The Tusguska explosion occurred on June 30, 1908. The force of the blast was so great that some 2,000 square kilometers of forest around Russia's Podkamennaya Tunguska river disappeared almost in the blink of an eye, Nature says.

Several witnesses argued time and time again that they had seen an oversized object racing through the atmosphere and then exploding in mid-air.

Still, for many decades, there was no scientific evidence to back up the claims that the blast had been caused by a space rock gone haywire.

More precisely, none of the scientists who took the time to investigate the area where the meteor had allegedly struck managed to locate and collect any fragments whose make-up would prove that a space rock had in fact exploded close to the ground in that part of Russia.

Until Victor Kvasnytsya and his fellow researchers came along, that is. These scientists maintain that the make-up of several small rock fragments recovered in Siberia is consistent with that of iron-rich meteors.

As they put it, data collected while analyzing these rock fragments, “suggest that the studied samples are meteorite micro-remnants.”

“An iron-rich, stony asteroid fits with our understanding of Tunguska,” researcher Gareth Collins of the Imperial College London also believes.

Though these findings are indeed encouraging, it appears that they are not bulletproof.
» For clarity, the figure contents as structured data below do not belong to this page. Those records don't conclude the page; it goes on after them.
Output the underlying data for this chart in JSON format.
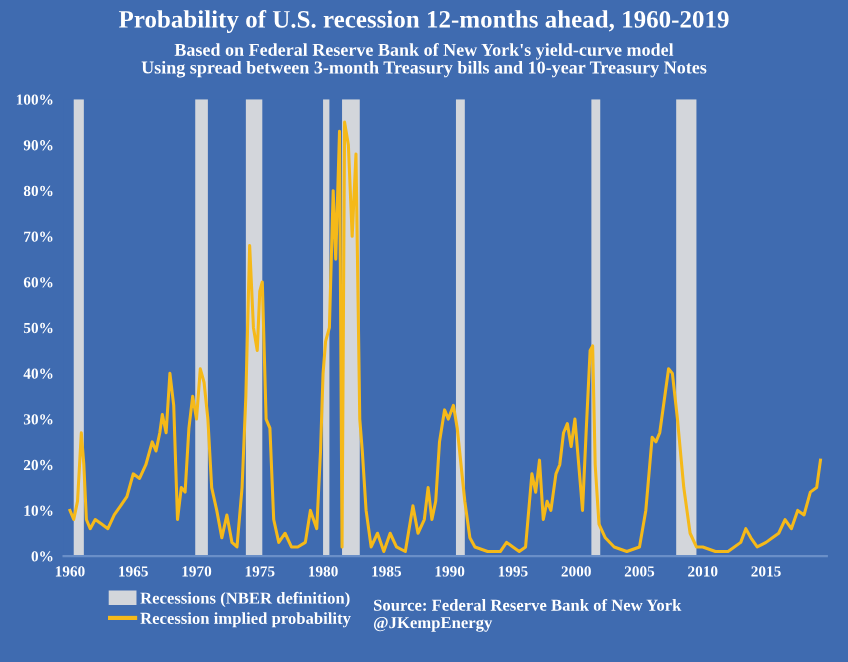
{
  "chart_data": {
    "type": "line",
    "title": "Probability of U.S. recession 12-months ahead, 1960-2019",
    "subtitle": "Based on Federal Reserve Bank of New York's yield-curve model\nUsing spread between 3-month Treasury bills and 10-year Treasury Notes",
    "annotations": [
      "Source: Federal Reserve Bank of New York\n@JKempEnergy"
    ],
    "series": [
      {
        "name": "Recession implied probability",
        "color": "#f5b919",
        "x": [
          1960.0,
          1960.3,
          1960.6,
          1960.9,
          1961.1,
          1961.3,
          1961.6,
          1962.0,
          1962.5,
          1963.0,
          1963.5,
          1964.0,
          1964.5,
          1965.0,
          1965.5,
          1966.0,
          1966.5,
          1966.8,
          1967.1,
          1967.3,
          1967.6,
          1967.9,
          1968.2,
          1968.5,
          1968.8,
          1969.1,
          1969.4,
          1969.7,
          1970.0,
          1970.3,
          1970.6,
          1970.9,
          1971.2,
          1971.6,
          1972.0,
          1972.4,
          1972.8,
          1973.2,
          1973.6,
          1973.9,
          1974.2,
          1974.5,
          1974.8,
          1975.0,
          1975.2,
          1975.5,
          1975.8,
          1976.1,
          1976.5,
          1977.0,
          1977.5,
          1978.0,
          1978.6,
          1979.0,
          1979.5,
          1979.8,
          1980.0,
          1980.2,
          1980.5,
          1980.8,
          1981.0,
          1981.3,
          1981.5,
          1981.7,
          1982.0,
          1982.3,
          1982.6,
          1982.9,
          1983.1,
          1983.4,
          1983.8,
          1984.3,
          1984.8,
          1985.3,
          1985.8,
          1986.5,
          1987.1,
          1987.5,
          1988.0,
          1988.3,
          1988.6,
          1988.9,
          1989.2,
          1989.6,
          1989.9,
          1990.3,
          1990.6,
          1990.9,
          1991.2,
          1991.6,
          1992.0,
          1993.0,
          1994.0,
          1994.5,
          1995.0,
          1995.5,
          1996.0,
          1996.5,
          1996.8,
          1997.1,
          1997.4,
          1997.7,
          1998.0,
          1998.4,
          1998.7,
          1999.0,
          1999.3,
          1999.6,
          1999.9,
          2000.2,
          2000.5,
          2000.8,
          2001.1,
          2001.3,
          2001.5,
          2001.8,
          2002.3,
          2003.0,
          2004.0,
          2005.0,
          2005.5,
          2006.0,
          2006.3,
          2006.6,
          2007.0,
          2007.3,
          2007.6,
          2008.0,
          2008.5,
          2009.0,
          2009.5,
          2010.0,
          2011.0,
          2012.0,
          2013.0,
          2013.4,
          2013.8,
          2014.3,
          2015.0,
          2015.5,
          2016.0,
          2016.5,
          2017.0,
          2017.5,
          2018.0,
          2018.5,
          2019.0,
          2019.3
        ],
        "values": [
          10,
          8,
          12,
          27,
          20,
          8,
          6,
          8,
          7,
          6,
          9,
          11,
          13,
          18,
          17,
          20,
          25,
          23,
          27,
          31,
          27,
          40,
          33,
          8,
          15,
          14,
          28,
          35,
          30,
          41,
          38,
          30,
          15,
          10,
          4,
          9,
          3,
          2,
          15,
          35,
          68,
          50,
          45,
          58,
          60,
          30,
          28,
          8,
          3,
          5,
          2,
          2,
          3,
          10,
          6,
          23,
          40,
          47,
          50,
          80,
          65,
          93,
          2,
          95,
          90,
          70,
          88,
          30,
          23,
          10,
          2,
          5,
          1,
          5,
          2,
          1,
          11,
          5,
          8,
          15,
          8,
          12,
          25,
          32,
          30,
          33,
          28,
          20,
          12,
          4,
          2,
          1,
          1,
          3,
          2,
          1,
          2,
          18,
          14,
          21,
          8,
          12,
          10,
          18,
          20,
          27,
          29,
          24,
          30,
          20,
          10,
          28,
          45,
          46,
          20,
          7,
          4,
          2,
          1,
          2,
          10,
          26,
          25,
          27,
          35,
          41,
          40,
          30,
          15,
          5,
          2,
          2,
          1,
          1,
          3,
          6,
          4,
          2,
          3,
          4,
          5,
          8,
          6,
          10,
          9,
          14,
          15,
          21
        ]
      }
    ],
    "bands": [
      {
        "axis": "x",
        "from": 1960.3,
        "to": 1961.1,
        "label": "Recessions (NBER definition)",
        "color": "#d3d6db"
      },
      {
        "axis": "x",
        "from": 1969.9,
        "to": 1970.9,
        "label": null,
        "color": "#d3d6db"
      },
      {
        "axis": "x",
        "from": 1973.9,
        "to": 1975.2,
        "label": null,
        "color": "#d3d6db"
      },
      {
        "axis": "x",
        "from": 1980.0,
        "to": 1980.5,
        "label": null,
        "color": "#d3d6db"
      },
      {
        "axis": "x",
        "from": 1981.5,
        "to": 1982.9,
        "label": null,
        "color": "#d3d6db"
      },
      {
        "axis": "x",
        "from": 1990.5,
        "to": 1991.2,
        "label": null,
        "color": "#d3d6db"
      },
      {
        "axis": "x",
        "from": 2001.2,
        "to": 2001.9,
        "label": null,
        "color": "#d3d6db"
      },
      {
        "axis": "x",
        "from": 2007.9,
        "to": 2009.5,
        "label": null,
        "color": "#d3d6db"
      }
    ],
    "xlim": [
      1959.5,
      2019.8
    ],
    "xticks": [
      1960,
      1965,
      1970,
      1975,
      1980,
      1985,
      1990,
      1995,
      2000,
      2005,
      2010,
      2015
    ],
    "ylim": [
      0,
      100
    ],
    "yticks": [
      {
        "value": 0,
        "label": "0%"
      },
      {
        "value": 10,
        "label": "10%"
      },
      {
        "value": 20,
        "label": "20%"
      },
      {
        "value": 30,
        "label": "30%"
      },
      {
        "value": 40,
        "label": "40%"
      },
      {
        "value": 50,
        "label": "50%"
      },
      {
        "value": 60,
        "label": "60%"
      },
      {
        "value": 70,
        "label": "70%"
      },
      {
        "value": 80,
        "label": "80%"
      },
      {
        "value": 90,
        "label": "90%"
      },
      {
        "value": 100,
        "label": "100%"
      }
    ],
    "grid": false,
    "legend": "bottom left"
  }
}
Thus, several specialists say that, even if the rock fragments do in fact come from a meteor, Victor Kvasnytsya and his colleagues are yet to prove that they ended up on Earth precisely in 1908.

“We get a lot of meteorite material raining down on us all the time. it’s hard to be 100% sure that you’re not looking at that background,” expert Phil Bland explains.

According to several estimates, the Tunguska blast packed the energy equivalent of 3-5 megatons of TNT.

To put things into perspective, it must be said that the meteor that hit Russia a few months back only released the energy equivalent of 460 kilotons of TNT.